Marshall, whose site is Talkingpointsmemo.com, began blogging about two years ago, inspired by the site run by his friend, Mickey Kaus.

"I've found out since I've been doing this that the blog concept has been around for years," though it was mostly the province of programmers and other techies, Marshall notes.

"And I guess what's happening now is it's becoming a new form of writing."

Like Marshall and Sullivan, some of the most prominent independent bloggers are also journalists. Conversely, news organizations from MSNBC to The Wall Street Journal host opinion blogs on their own Web sites.

James Lileks, a columnist for the Minneapolis Star Tribune, writes elegant, humorous daily essays at The Bleat, his blog on Lileks.com. Kaus has leaped to corporate media: His formerly stand-alone blog now resides at Microsoft-owned Slate.com.

The warblogs are a community unto themselves, complete with their own devotionals.

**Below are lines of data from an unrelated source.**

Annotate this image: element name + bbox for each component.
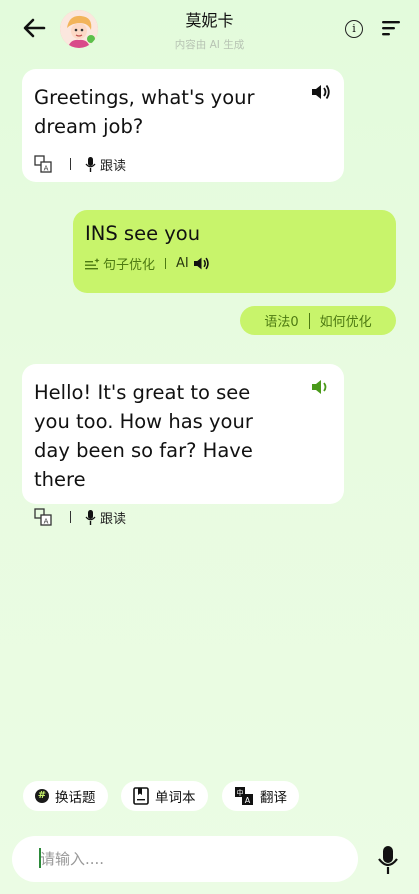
translate-icon: 中 A [235,787,253,805]
grammar-count-button[interactable]: 语法0 [264,311,298,330]
change-topic-button[interactable]: # 换话题 [23,781,108,811]
ai-message-bubble: Greetings, what's your dream job? A 跟读 [22,69,344,182]
info-icon[interactable]: i [345,20,363,38]
message-text: INS see you [85,222,201,245]
wordbook-button[interactable]: 单词本 [121,781,208,811]
speaker-icon[interactable] [310,378,332,396]
header: 莫妮卡 内容由 AI 生成 i [0,0,419,62]
message-tools: A 跟读 [34,506,332,528]
text-caret [39,848,41,868]
svg-text:A: A [245,796,251,805]
how-to-optimize-button[interactable]: 如何优化 [320,311,372,330]
message-tools: 句子优化 AI [85,254,384,273]
microphone-icon [85,156,96,172]
follow-read-button[interactable]: 跟读 [85,155,126,174]
translate-icon[interactable]: A [34,155,52,173]
translate-label: 翻译 [260,790,287,806]
message-text: Hello! It's great to see you too. How ha… [34,381,253,491]
sentence-optimize-label: 句子优化 [103,258,156,273]
message-input[interactable]: 请输入.... [12,836,358,882]
translate-icon[interactable]: A [34,508,52,526]
follow-read-label: 跟读 [100,158,127,174]
ai-speak-button[interactable]: AI [176,256,211,271]
grammar-feedback-pill: 语法0 如何优化 [240,306,396,335]
svg-text:A: A [44,165,49,173]
divider [165,258,167,269]
sparkle-lines-icon [85,257,100,269]
speaker-icon [193,257,209,270]
divider [70,511,71,523]
follow-read-button[interactable]: 跟读 [85,508,126,527]
notebook-icon [133,787,149,805]
divider [308,312,310,329]
microphone-icon [85,509,96,525]
user-message-bubble: INS see you 句子优化 AI [73,210,396,293]
ai-label: AI [176,256,189,271]
microphone-icon[interactable] [376,845,400,875]
speaker-icon[interactable] [310,83,332,101]
divider [70,158,71,170]
message-text: Greetings, what's your dream job? [34,86,255,138]
menu-icon[interactable] [382,20,400,36]
svg-text:A: A [44,518,49,526]
hashtag-icon: # [35,789,49,803]
follow-read-label: 跟读 [100,511,127,527]
translate-chip-button[interactable]: 中 A 翻译 [222,781,299,811]
ai-message-bubble: Hello! It's great to see you too. How ha… [22,364,344,527]
ai-generated-notice: 内容由 AI 生成 [174,39,245,51]
message-tools: A 跟读 [34,153,332,175]
change-topic-label: 换话题 [55,790,96,806]
sentence-optimize-button[interactable]: 句子优化 [85,254,155,273]
wordbook-label: 单词本 [155,790,196,806]
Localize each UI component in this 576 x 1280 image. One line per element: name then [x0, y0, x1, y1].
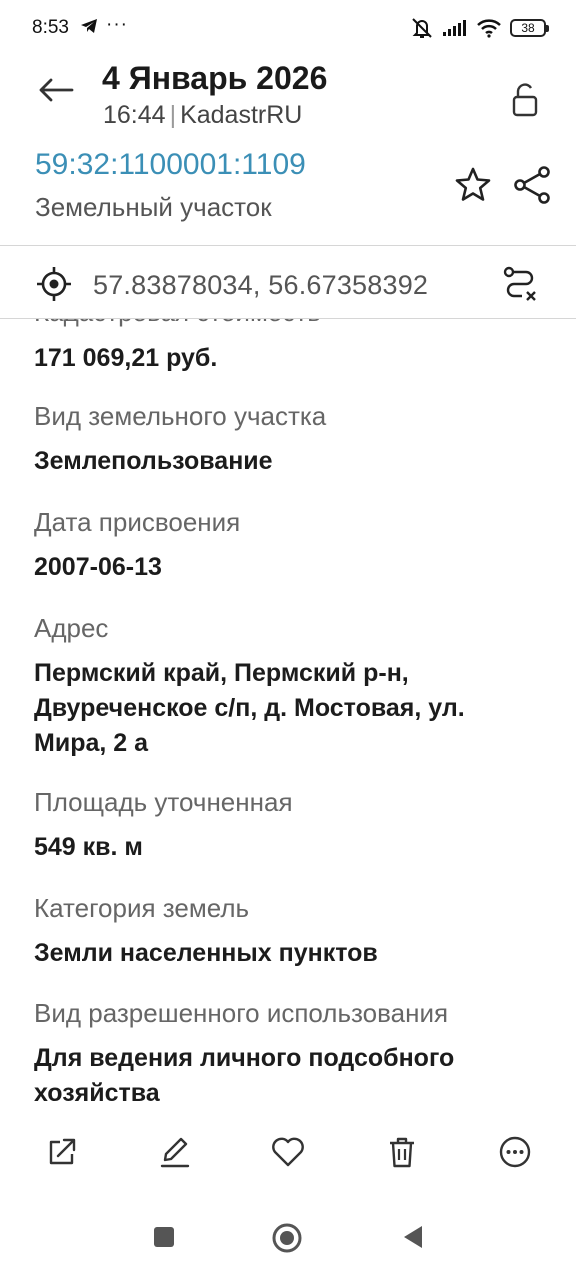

A "fisking," for example, is the practice of demolishing an opponent's argument, point by point. (The term is derived from the name of Robert Fisk, a British journalist whom warbloggers treat as a toady of Osama bin Laden.)

The sites are also big on "blogrolling" – linking to sites that tend to share similar ideologies.

The rhetoric of this armchair infantry has, perhaps inevitably, inspired a blog whose main purpose is to spoof it.

The Maelstrom, by satirical novelist Neal Pollack, channels the most hawkish rants of the warblog crowd.

In his first book, "The Neal Pollack Anthology of American Literature," Pollack parodied self-important writers through a fatuous main character, also named Neal Pollack.

Pollack launched the Maelstrom to do for warblogs what his book did for literary blowhards. His model, at least at first, was Andrew Sullivan, for whom Pollack interned at The New Republic magazine in 1991.

While Pollack gives credit to bloggers for pushing stories like the Lott affair, he also mocks their self-congratulatory impulses, and the way some idolize literary heroes such as George Orwell.

"They spend a lot of time talking about those people, but not being them," he says. "And I think that's funny. Really what they want is to be those people, but they're not.

"They're just kind of lunatic pamphleteers shouting into the wind."

Across the spectrum
Still, there are plenty of bloggers – even politically oriented bloggers – who do it more for fun and a sense of community than for glory.

Scott Koenig, a.k.a. the Indepundit, is a San Diegan whose started blogging last summer. He used to sign onto bulletin-board systems to engage in political debate, but found those forums too controlling.

"I wanted people to read what I said and tell me what they thought, so I could get a marketplace of ideas going," he says. "I think that's what most bloggers want, at least political bloggers."

One hitch, of course, is that most bloggers don't make money off their sites. Sullivan is a startling exception – he reported taking in more than $80,000 from readers in a "pledge week" on his site.

But for working people like Koenig, it's mainly a labor of love, which is why Indepundit is going on hiatus for a while.

"I don't have that kind of money (to blog full time)," he says. "I have to work for a living.

Sometimes, the two can be combined. It's not just Mattel and media companies that are discovering the merits of blogs – independent business people are harnessing the form's power as well.

Matt Pitcher has used his blog to float and formulate ideas for his personal-training business, as well as write about his passion for fitness. Although a separate site for the business is almost complete, that will have a blog element as well.

A White House intern in the Clinton years, Pitcher admits he's "always been a political junkie." But now he's also fascinated by blogdom's capacity to break the hold that images and sound bites have had on the culture, and hand some power back to the written word.

"I think blogging is a great response to that," he says. "Writing isn't dead. But the writing form has to change with the times."